While numerous venues with big screens were set up to accommodate people who wanted to gather and watch the funeral proceedings at Mr Mandela’s home village of Qunu in the Eastern Cape province, in many instances they were far from packed to capacity.

About 1,000 people turned up at 8am to watch the official special screening of Mr Mandela’s funeral outside Cape Town’s City Hall, and by the end of the five-hour long service that number had swelled to about 2,500.

Earlier in the week more than 50,000 people attended a memorial service at Cape Town Stadium in Greenpoint to say goodbye to the anti-apartheid icon, who died on December 5th, aged 95.

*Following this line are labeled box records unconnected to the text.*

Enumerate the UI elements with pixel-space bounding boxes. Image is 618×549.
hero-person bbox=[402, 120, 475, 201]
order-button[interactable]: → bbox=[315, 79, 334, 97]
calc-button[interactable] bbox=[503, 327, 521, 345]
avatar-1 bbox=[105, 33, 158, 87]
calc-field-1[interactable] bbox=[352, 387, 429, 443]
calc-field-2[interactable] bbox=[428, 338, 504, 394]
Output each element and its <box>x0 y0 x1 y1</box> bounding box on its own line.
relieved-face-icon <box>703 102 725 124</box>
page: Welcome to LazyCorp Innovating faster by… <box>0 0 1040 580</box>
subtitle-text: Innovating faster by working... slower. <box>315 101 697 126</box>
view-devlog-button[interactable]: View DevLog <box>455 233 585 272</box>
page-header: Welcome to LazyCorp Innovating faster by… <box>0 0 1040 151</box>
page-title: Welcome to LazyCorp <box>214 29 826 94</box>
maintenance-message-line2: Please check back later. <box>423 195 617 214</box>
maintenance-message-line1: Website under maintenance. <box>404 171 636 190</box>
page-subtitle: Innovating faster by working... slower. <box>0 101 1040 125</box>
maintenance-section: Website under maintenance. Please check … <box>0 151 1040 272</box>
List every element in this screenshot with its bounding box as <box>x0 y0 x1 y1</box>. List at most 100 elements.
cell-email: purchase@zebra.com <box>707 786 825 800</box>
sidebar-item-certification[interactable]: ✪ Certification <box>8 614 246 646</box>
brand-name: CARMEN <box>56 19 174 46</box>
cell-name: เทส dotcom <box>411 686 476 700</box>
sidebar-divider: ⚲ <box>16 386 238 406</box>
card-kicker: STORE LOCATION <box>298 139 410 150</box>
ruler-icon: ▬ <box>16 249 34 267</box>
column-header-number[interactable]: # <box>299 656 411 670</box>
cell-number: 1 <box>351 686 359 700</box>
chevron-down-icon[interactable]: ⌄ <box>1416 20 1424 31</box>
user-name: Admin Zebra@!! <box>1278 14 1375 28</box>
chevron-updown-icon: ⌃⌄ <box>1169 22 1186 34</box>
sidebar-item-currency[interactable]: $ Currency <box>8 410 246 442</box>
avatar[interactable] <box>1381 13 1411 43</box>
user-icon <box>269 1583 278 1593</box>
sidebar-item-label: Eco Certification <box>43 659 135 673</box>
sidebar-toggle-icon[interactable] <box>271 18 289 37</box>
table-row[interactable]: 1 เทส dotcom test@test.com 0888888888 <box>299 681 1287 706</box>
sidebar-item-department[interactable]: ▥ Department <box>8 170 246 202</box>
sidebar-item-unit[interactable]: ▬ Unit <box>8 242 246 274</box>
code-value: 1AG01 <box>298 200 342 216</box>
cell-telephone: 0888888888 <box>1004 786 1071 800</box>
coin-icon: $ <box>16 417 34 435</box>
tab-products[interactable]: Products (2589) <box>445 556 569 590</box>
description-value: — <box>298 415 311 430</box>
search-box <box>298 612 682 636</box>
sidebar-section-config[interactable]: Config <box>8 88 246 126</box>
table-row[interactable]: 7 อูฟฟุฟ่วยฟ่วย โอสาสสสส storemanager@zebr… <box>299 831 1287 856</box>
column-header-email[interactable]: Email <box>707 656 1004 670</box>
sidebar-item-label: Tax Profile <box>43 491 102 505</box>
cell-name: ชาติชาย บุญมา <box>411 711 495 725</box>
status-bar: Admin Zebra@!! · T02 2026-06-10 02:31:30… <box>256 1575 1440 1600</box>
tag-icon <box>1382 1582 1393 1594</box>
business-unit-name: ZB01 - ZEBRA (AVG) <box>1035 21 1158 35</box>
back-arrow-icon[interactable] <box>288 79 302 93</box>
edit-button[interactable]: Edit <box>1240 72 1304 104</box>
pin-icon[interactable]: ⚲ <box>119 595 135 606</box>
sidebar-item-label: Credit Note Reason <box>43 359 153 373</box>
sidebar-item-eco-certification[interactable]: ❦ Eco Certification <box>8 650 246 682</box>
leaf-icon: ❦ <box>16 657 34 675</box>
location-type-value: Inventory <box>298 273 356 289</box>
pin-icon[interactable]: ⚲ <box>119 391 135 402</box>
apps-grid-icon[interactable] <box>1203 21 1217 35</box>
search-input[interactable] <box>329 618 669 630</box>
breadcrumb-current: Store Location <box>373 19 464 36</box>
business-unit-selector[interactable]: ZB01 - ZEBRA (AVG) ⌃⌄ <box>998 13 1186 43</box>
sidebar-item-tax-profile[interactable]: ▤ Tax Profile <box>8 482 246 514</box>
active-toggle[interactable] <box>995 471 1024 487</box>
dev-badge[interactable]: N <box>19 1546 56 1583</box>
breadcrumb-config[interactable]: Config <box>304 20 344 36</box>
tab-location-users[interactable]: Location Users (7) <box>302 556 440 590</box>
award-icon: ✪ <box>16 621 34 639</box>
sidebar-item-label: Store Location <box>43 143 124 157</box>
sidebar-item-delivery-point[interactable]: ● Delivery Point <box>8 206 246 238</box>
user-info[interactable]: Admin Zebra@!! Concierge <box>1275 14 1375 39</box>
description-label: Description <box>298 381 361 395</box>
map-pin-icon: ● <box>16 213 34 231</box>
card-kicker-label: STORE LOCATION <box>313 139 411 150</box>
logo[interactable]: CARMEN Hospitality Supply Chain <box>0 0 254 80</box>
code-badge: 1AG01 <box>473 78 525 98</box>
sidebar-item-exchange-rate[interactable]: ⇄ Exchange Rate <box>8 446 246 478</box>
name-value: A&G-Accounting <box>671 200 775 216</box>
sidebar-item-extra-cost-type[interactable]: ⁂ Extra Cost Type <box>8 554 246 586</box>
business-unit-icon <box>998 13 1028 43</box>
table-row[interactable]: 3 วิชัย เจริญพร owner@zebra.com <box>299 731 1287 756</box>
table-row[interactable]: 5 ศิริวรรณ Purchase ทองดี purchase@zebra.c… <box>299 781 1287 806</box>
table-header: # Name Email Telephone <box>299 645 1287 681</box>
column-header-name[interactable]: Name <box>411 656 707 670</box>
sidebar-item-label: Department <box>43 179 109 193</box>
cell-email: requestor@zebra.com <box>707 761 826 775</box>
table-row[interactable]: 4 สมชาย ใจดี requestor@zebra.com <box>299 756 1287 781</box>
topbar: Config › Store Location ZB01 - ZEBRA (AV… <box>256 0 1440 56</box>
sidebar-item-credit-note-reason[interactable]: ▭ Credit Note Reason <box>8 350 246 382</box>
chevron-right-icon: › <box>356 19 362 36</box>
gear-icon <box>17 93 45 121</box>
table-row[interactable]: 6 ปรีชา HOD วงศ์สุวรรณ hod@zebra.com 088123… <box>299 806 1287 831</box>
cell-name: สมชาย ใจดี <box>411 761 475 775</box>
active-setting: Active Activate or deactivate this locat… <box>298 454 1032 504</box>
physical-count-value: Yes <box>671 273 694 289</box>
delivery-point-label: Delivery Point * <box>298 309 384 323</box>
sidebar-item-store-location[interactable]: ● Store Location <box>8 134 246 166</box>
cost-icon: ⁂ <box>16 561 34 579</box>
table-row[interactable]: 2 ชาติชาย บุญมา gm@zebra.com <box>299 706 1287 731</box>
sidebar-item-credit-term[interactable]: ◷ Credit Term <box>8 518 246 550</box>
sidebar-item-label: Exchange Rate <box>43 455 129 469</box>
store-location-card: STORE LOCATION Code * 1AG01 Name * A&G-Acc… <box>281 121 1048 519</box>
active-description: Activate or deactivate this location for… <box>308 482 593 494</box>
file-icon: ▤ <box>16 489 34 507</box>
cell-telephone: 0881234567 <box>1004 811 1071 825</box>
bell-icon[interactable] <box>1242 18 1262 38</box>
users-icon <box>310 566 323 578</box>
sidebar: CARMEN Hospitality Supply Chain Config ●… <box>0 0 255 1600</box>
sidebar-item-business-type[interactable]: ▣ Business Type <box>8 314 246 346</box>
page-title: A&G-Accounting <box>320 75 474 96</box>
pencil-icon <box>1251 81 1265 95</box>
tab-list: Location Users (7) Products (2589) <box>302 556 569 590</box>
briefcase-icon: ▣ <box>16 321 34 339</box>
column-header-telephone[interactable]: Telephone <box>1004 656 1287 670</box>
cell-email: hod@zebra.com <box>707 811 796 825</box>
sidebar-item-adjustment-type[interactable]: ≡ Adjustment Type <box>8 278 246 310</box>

But according to Cape Town city spokeswoman Priya Reddy there was no expectation that a large crowd would turn up at City Hall – a historically significant location as Mr Mandela made his first public speech after being released from prison in 1990 – for yesterday’s funeral.

“We wanted to provide a place for people to come to, but we had no expectations in terms of numbers. It has been a very difficult week and people have come out in large numbers already. To some extent, it is a case of mourning fatigue and people have said their public goodbyes already.

“Today it seems people are saying their final goodbyes privately in their own homes while watching the service on television,” she said.

The mourners who did gather at City Hall waved flags provided by officials, and a few families watched the screenings from camping chairs. Others used concrete balls and milk crates as seats, or just sat on the ground.

The weather fluctuated from cold and cloudy, to rainy and then sunny, but Cameroonian Amye Elvis said the temperamental nature of the elements could not have kept him away.

“We came to pay our last respects, it’s the least we can do,” he said, adding he was not surprised by the turnout because it was “Sunday and many people will be mourning at churches or at home”.

The crowd that gathered at Orlando Stadium in Soweto was bigger than Cape Town’s, but also below the venue’s capacity.

Outside Mr Mandela’s house on Vilakazi Street in the same township near Johannesburg nothing official had been organised. A small group of people reportedly gathered outside the old Mandela residence singing songs as a way to pay their respects.

The Mail and Guardian newspaper reported that a big screen was set up to watch the funeral on a sports field in Mvezo, in the Eastern Cape, the village where Mandela was born.

Mvezo is only 22km from Qunu, but access to the village where the funeral was taking place was limited to guests.

“It was very painful to watch,” local Matuna Matuna told the newspaper. “It brought back memories of all the things he did. The man fought for us. We are free, thanks to him,” he said.